The Battle of Silva Arsia was a battle in 509 BC between the republican forces of ancient Rome and Etruscan forces of Tarquinii and Veii led by the deposed Roman king Lucius Tarquinius Superbus ("Tarquin the Proud"). It resulted in victory to the nascent Roman Republic.

Battle of Silva Arsia
Part of the Roman–Etruscan Wars
Datec. 509 BC
maybe near the Silva Arsia, which was maybe a forest nearby Rome?

Roman victory

  • Defeat of monarchist forces and maintenance of Republican government.
Roman Republic Tarquinii
Commanders and leaders
Lucius Junius Brutus  
Publius Valerius Publicola
Lucius Tarquinius Superbus
Aruns Tarquinius  

Everything that is known of this battle is from the Roman historian Livy, writing centuries after the event around 27–25 BC. The stories of the Tarquin dynasty and the founding of the Roman Republic are legendary to a large degree, and it is unknown how closely traditions of the 1st-century BC era matched the actual history. Book 2 of The History of Rome recounts beliefs about how Tarquin the Proud was expelled and his attempts to return with an allied army of Etruscans. Livy also includes a duel to the death fought between Roman consul Lucius Junius Brutus and Tarquin's son Aruns, in which both died spearing the other. He does not say where precisely the battle took place, but does say that the Roman god Silvanus made a prophecy of Roman victory in the Silva Arsia (Arsian forest), a place of unknown location but presumably on the border of Rome's territory and Veii's territory.

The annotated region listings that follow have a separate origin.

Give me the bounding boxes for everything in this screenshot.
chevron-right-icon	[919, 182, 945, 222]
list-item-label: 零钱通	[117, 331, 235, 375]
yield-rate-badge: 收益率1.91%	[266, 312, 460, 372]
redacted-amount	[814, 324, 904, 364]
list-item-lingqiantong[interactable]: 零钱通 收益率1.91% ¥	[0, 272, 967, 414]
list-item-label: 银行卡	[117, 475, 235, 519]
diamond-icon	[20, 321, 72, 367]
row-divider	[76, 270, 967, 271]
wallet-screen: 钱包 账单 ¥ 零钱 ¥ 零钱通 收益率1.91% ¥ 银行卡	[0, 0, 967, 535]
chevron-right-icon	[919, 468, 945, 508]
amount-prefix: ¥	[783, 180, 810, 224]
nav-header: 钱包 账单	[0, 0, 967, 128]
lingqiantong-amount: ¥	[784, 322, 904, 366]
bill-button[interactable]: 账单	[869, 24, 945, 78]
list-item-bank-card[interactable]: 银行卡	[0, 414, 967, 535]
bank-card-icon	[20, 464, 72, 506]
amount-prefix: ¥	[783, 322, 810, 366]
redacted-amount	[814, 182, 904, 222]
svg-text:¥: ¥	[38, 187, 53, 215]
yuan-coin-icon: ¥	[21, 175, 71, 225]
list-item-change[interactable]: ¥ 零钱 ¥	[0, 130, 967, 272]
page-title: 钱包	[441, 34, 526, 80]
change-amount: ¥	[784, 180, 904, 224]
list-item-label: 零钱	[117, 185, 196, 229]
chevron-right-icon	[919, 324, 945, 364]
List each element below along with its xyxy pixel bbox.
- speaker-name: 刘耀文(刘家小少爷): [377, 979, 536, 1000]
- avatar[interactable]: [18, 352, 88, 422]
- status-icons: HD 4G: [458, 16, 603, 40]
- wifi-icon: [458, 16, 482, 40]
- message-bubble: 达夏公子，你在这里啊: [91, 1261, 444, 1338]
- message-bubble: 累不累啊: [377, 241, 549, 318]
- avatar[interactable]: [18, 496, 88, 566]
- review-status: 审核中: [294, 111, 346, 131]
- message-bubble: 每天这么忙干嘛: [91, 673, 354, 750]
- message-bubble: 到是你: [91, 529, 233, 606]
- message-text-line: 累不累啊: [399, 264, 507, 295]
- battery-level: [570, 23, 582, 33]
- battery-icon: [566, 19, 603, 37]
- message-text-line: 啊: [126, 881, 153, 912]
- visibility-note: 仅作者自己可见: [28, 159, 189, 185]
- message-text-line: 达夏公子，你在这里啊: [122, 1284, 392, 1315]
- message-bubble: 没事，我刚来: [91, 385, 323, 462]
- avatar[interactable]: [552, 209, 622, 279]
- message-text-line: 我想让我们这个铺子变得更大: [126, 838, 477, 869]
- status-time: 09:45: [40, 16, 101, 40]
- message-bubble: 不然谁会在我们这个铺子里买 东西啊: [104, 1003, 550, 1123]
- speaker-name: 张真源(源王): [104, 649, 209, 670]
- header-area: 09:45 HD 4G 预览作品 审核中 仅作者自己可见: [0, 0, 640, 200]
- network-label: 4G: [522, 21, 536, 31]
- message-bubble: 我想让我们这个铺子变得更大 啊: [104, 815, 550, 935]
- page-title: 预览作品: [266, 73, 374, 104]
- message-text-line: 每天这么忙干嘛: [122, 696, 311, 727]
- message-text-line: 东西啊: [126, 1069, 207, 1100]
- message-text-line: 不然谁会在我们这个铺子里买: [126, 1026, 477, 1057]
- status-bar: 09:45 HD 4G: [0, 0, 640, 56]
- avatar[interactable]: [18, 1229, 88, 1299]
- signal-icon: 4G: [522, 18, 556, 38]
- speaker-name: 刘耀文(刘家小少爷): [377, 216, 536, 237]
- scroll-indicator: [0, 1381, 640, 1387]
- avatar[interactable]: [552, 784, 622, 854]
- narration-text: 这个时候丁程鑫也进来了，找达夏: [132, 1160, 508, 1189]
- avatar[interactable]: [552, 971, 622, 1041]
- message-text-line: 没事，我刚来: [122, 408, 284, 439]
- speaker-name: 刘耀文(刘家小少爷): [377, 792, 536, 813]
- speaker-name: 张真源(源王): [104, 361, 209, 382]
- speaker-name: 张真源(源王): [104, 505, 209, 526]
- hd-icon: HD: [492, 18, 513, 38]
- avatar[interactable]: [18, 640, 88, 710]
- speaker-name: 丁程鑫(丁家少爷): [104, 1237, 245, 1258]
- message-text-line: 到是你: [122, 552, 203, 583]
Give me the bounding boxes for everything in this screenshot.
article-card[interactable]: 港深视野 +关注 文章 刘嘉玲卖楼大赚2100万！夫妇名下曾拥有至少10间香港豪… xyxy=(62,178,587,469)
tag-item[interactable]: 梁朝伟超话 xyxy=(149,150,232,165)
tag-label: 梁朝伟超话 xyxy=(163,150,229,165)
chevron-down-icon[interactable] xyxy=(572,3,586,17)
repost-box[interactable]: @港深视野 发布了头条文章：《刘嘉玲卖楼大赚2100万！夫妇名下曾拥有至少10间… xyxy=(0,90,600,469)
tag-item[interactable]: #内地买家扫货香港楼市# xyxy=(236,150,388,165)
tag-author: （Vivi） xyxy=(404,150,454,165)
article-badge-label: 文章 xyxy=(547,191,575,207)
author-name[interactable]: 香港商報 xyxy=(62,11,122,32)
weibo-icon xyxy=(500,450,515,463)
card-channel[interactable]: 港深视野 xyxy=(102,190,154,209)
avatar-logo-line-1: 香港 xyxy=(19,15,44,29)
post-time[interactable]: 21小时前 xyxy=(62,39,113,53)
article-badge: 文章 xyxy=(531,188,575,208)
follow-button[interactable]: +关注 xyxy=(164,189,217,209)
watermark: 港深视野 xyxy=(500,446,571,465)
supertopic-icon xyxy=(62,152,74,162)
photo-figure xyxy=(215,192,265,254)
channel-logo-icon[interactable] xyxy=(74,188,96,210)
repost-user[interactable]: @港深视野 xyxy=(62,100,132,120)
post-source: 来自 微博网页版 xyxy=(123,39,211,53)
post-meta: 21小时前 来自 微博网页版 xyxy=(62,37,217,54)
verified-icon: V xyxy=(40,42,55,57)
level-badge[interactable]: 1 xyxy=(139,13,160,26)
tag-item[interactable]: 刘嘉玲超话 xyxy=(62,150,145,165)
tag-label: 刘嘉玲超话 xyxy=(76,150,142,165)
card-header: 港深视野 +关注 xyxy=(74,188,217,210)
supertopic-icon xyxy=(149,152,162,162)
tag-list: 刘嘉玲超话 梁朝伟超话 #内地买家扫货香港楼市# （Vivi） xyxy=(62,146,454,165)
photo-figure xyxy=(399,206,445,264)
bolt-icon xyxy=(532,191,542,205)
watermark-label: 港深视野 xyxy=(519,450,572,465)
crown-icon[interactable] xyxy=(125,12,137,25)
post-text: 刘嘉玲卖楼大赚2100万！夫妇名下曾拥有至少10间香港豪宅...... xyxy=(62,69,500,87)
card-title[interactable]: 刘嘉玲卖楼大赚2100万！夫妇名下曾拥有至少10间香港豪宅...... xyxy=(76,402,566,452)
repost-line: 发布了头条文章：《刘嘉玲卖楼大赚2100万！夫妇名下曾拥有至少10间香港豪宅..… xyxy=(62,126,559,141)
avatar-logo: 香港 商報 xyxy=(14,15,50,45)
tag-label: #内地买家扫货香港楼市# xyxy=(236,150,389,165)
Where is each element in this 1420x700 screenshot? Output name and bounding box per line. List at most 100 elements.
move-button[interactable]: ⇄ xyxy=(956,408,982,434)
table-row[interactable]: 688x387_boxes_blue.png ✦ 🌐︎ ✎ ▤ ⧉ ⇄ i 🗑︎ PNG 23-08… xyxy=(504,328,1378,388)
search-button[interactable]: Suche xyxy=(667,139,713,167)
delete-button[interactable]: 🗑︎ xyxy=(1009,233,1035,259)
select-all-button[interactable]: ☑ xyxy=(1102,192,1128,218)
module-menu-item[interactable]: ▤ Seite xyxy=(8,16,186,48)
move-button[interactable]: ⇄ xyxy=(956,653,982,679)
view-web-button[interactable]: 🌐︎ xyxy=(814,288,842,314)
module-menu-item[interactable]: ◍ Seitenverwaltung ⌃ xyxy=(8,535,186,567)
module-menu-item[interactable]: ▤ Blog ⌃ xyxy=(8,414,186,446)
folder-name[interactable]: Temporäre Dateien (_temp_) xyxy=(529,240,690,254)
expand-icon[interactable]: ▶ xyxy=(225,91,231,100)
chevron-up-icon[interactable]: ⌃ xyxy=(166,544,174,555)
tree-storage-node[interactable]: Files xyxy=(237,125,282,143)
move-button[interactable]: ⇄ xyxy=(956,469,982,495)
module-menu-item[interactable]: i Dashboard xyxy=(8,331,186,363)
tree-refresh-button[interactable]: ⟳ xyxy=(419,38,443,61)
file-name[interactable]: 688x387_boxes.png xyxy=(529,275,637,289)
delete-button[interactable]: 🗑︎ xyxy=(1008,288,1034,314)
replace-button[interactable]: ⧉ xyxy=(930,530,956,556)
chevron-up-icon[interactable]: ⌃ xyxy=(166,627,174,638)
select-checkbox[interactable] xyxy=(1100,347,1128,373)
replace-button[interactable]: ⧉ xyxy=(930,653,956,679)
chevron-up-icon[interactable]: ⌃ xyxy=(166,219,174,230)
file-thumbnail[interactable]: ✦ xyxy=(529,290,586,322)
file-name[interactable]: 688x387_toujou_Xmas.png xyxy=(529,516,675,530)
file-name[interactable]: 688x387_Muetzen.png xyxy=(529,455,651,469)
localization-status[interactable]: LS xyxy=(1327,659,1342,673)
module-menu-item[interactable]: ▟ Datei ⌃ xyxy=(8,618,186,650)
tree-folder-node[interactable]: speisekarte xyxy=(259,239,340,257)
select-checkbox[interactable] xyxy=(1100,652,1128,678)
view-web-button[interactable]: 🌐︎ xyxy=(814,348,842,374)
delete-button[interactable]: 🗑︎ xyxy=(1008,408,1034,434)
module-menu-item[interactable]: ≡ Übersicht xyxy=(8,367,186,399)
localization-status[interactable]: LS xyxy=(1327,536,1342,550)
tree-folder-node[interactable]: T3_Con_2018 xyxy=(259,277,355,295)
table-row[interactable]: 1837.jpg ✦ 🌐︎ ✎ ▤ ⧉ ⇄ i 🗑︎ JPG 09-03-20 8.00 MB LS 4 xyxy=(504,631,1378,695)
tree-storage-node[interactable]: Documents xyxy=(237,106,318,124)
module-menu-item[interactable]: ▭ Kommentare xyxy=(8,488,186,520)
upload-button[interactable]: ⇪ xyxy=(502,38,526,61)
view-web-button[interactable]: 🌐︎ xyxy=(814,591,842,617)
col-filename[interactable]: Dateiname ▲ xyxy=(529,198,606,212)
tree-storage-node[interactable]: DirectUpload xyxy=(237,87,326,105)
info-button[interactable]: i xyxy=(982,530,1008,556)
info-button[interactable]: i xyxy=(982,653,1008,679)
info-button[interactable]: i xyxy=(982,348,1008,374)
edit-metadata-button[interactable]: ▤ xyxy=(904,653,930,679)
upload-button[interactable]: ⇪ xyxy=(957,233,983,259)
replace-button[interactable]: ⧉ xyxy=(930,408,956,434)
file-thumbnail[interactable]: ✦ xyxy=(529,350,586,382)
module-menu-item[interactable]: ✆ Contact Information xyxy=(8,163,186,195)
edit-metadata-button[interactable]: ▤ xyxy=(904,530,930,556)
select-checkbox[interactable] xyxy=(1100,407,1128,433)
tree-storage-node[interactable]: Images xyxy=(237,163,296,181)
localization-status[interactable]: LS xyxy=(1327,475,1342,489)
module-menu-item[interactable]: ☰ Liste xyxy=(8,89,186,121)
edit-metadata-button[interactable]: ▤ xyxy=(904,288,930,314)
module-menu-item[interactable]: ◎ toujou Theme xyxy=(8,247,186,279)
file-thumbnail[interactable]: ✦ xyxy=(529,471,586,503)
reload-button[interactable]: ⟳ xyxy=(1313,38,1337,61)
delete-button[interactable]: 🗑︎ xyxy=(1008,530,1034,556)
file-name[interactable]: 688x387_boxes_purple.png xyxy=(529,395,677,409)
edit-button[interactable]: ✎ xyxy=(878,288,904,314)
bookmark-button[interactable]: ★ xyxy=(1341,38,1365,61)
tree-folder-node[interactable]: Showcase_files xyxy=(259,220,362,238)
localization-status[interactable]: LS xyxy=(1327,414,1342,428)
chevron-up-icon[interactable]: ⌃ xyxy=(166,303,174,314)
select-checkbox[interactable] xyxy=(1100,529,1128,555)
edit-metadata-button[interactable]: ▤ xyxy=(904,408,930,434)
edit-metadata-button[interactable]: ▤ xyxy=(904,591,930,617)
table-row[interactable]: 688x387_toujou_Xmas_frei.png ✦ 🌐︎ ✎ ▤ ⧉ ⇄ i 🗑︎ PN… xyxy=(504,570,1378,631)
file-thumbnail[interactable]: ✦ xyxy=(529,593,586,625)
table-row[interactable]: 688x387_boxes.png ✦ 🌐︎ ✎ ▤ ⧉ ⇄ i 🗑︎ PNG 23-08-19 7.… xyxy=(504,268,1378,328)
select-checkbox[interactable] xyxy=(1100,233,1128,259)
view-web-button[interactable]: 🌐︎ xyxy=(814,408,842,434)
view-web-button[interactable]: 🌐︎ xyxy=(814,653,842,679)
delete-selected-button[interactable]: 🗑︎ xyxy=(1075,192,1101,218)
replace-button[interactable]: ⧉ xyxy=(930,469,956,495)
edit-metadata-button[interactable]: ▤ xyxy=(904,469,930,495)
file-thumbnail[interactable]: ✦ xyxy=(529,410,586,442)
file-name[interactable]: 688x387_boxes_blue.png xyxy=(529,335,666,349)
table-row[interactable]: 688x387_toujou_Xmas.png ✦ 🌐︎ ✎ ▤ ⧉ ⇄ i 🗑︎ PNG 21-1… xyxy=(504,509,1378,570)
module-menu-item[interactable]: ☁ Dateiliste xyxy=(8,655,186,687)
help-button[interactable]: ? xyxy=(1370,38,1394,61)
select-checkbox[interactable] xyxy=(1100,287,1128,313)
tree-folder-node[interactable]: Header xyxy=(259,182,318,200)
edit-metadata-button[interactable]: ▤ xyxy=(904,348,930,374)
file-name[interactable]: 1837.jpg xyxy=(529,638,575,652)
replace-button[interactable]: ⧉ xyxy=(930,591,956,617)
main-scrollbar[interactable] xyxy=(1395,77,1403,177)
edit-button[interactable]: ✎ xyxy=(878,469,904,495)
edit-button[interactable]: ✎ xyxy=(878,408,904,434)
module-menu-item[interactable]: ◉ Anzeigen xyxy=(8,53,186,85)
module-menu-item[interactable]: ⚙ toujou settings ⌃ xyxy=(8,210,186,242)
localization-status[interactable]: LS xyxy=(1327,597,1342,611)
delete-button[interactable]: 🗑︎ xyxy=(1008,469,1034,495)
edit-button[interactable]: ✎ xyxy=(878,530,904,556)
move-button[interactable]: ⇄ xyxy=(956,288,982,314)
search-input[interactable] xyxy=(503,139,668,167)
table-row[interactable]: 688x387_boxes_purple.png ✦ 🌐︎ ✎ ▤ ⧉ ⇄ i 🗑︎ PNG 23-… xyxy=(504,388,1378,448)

The battle was one of a number of attempts by Tarquin to regain the throne. It can also be seen as part of the Roman-Etruscan Wars, a series of conflicts between the Etruscan cities and the expanding Roman state.



In 509 BC, the Roman monarchy was overthrown and the Roman Republic was established with the election of the first consuls. The deposed king, Lucius Tarquinius Superbus, whose family originated from Tarquinii in Etruria, garnered the support of the Etruscan cities of Veii and Tarquinii, recalling to the former their regular losses of war and of land to the Roman state, and to the latter his family ties.[citation needed]



The armies of the two cities followed Tarquin to battle, and the Roman consuls led the Roman army to meet them, with Publius Valerius commanding the Roman infantry and Lucius Junius Brutus the equites. Similarly, the king commanded the Etruscan infantry, and his son Aruns had command of the cavalry.[citation needed]

The cavalry first joined battle and Aruns, having spied from afar the lictors, and thereby recognising the presence of a consul, soon saw that Brutus was in command of the cavalry. The two men, who were cousins, charged each other, and speared each other to death. The infantry also soon joined the battle, the result being in doubt for some time. The right wing of each army was victorious, the army of Tarquinii forcing back the Romans, and the Veientes being routed. However the Etruscan forces eventually fled the field, the Romans claiming the victory.[1] According to Plutarch the battle was said to have been fought on the last day of February.



On the night after the battle, Livy reports that a voice believed to be the spirit of Silvanus was heard to come from the nearby forest, saying "more of the Etrurians by one had fallen in the battle; that the Roman was victorious in the war".[2]

The consul Valerius collected the spoils of the routed Etruscans. He returned to Rome to celebrate a triumph which, according to the Fasti Triumphales, took place on 1 March 509 BC. The funeral of Brutus was carried out by Valerius with great magnificence.[2][3]

Livy writes that later in 509 BC Valerius returned to fight the Veientes. It is unclear whether this was continuing from the Battle of Silva Arsia, or was some fresh dispute. It is also unclear what happened in this dispute.[4]